CheckMark was built on Mac Pluses, and never migrated to Windows, nor really made it to the era of machines with more than 640K of RAM and a > 10MB disk. So I don't know how it would have handled large files, but it certainly had no problem handling all those SGML tag omissions and short references. SGML didn't brook ambiguity, although sometimes you had to lookahead to determine the underlying markup structure. And CheckMark also used state checkpointing throughout the document to minimize reparsing time (which naturally was done during idle time).

The CheckMark editor was also revolutionary at the time as it let users add markup as plain text (as opposed to insisting on dialog boxes for managing markup).

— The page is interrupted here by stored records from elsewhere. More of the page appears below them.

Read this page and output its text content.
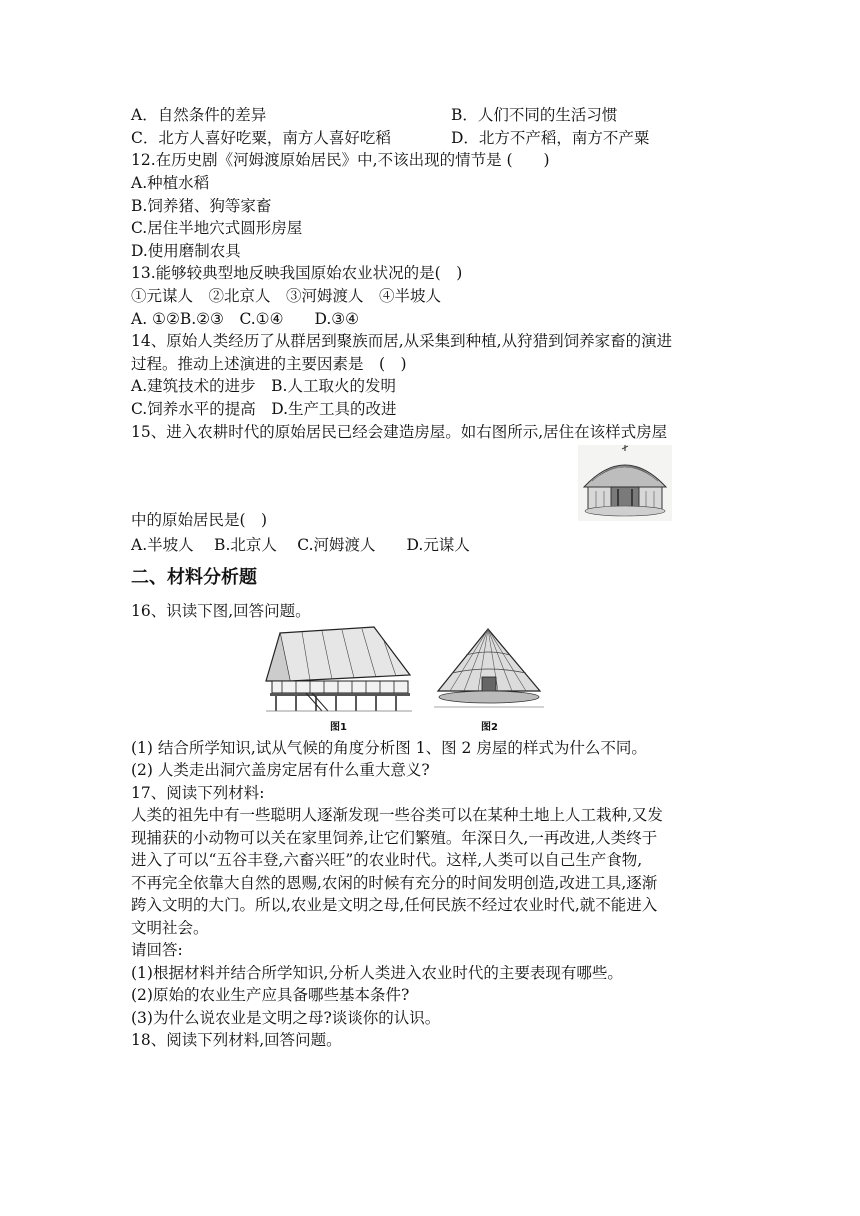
A．自然条件的差异	B．人们不同的生活习惯
C．北方人喜好吃粟，南方人喜好吃稻	D．北方不产稻，南方不产粟
12.在历史剧《河姆渡原始居民》中,不该出现的情节是 (　　)
A.种植水稻
B.饲养猪、狗等家畜
C.居住半地穴式圆形房屋
D.使用磨制农具
13.能够较典型地反映我国原始农业状况的是(　)
①元谋人　②北京人　③河姆渡人　④半坡人
A. ①②B.②③　C.①④　　D.③④
14、原始人类经历了从群居到聚族而居,从采集到种植,从狩猎到饲养家畜的演进
过程。推动上述演进的主要因素是　(　)
A.建筑技术的进步　B.人工取火的发明
C.饲养水平的提高　D.生产工具的改进
15、进入农耕时代的原始居民已经会建造房屋。如右图所示,居住在该样式房屋
中的原始居民是(　)
A.半坡人　 B.北京人　 C.河姆渡人　　D.元谋人
二、材料分析题
16、识读下图,回答问题。
图1	图2
(1) 结合所学知识,试从气候的角度分析图 1、图 2 房屋的样式为什么不同。
(2) 人类走出洞穴盖房定居有什么重大意义?
17、阅读下列材料:
人类的祖先中有一些聪明人逐渐发现一些谷类可以在某种土地上人工栽种,又发
现捕获的小动物可以关在家里饲养,让它们繁殖。年深日久,一再改进,人类终于
进入了可以“五谷丰登,六畜兴旺”的农业时代。这样,人类可以自己生产食物,
不再完全依靠大自然的恩赐,农闲的时候有充分的时间发明创造,改进工具,逐渐
跨入文明的大门。所以,农业是文明之母,任何民族不经过农业时代,就不能进入
文明社会。
请回答:
(1)根据材料并结合所学知识,分析人类进入农业时代的主要表现有哪些。
(2)原始的农业生产应具备哪些基本条件?
(3)为什么说农业是文明之母?谈谈你的认识。
18、阅读下列材料,回答问题。
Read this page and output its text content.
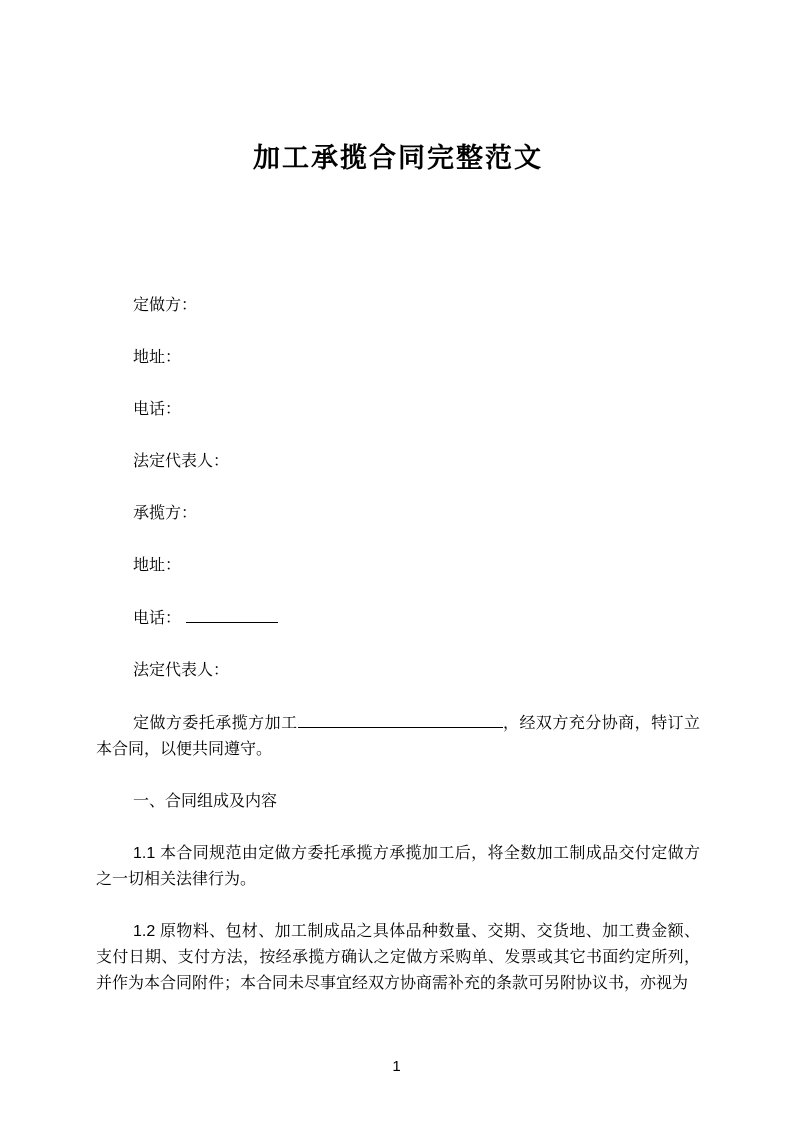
加工承揽合同完整范文

定做方：

地址：

电话：

法定代表人：

承揽方：

地址：

电话：

法定代表人：

定做方委托承揽方加工	，经双方充分协商，特订立本合同，以便共同遵守。

一、合同组成及内容

1.1 本合同规范由定做方委托承揽方承揽加工后，将全数加工制成品交付定做方之一切相关法律行为。

1.2 原物料、包材、加工制成品之具体品种数量、交期、交货地、加工费金额、支付日期、支付方法，按经承揽方确认之定做方采购单、发票或其它书面约定所列，并作为本合同附件；本合同未尽事宜经双方协商需补充的条款可另附协议书，亦视为

1
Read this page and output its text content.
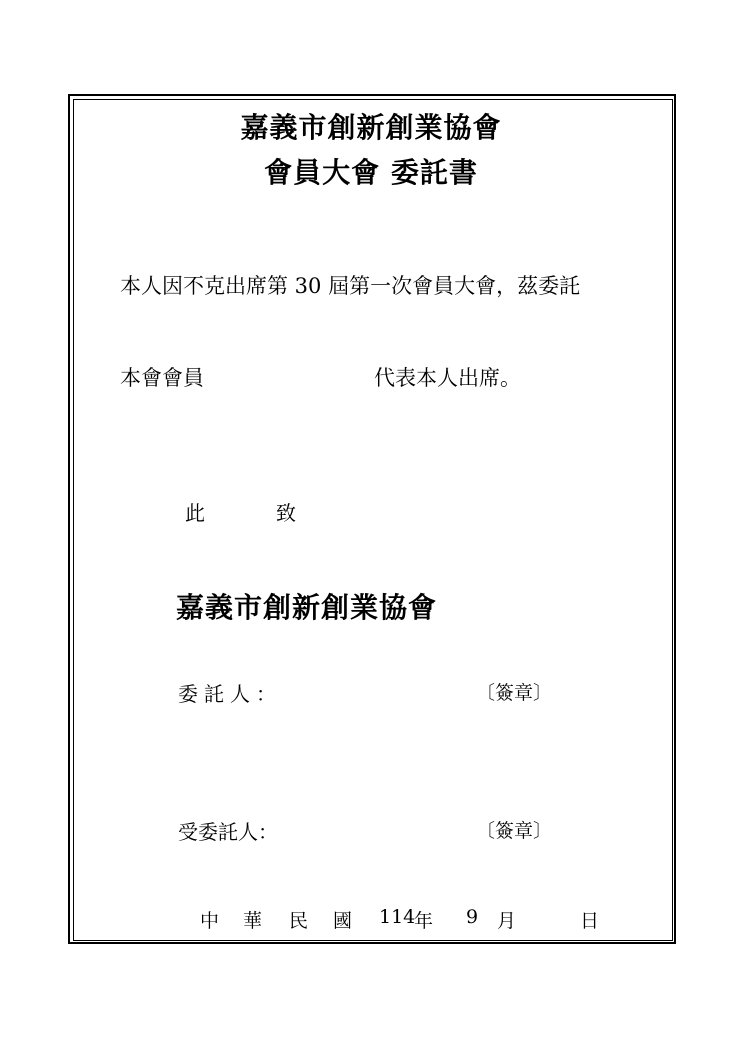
嘉義市創新創業協會
會員大會 委託書
本人因不克出席第 30 屆第一次會員大會，茲委託
本會會員	代表本人出席。
此	致
嘉義市創新創業協會
委託人：	〔簽章〕
受委託人：	〔簽章〕
中 華 民 國 114
年 9 月	日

To be fair to James' contention, that SGML was too complex to be handled by an incremental-parsing editor, the Exoterica parser didn't support the LINK, RANK, or CONCUR options of the SGML standard. But there's a good reason that most of the people reading this paragraph who got on the angle-bracket bandwagon in the last five years or so would understand tag-omission, but are probably baffled by those three all-caps words.

Another interesting point on James' work is that he wrote the XML parser in emacs-lisp. But Exoterica's first parser was also written in a stripped down Lisp-like language. History's just repeating itself.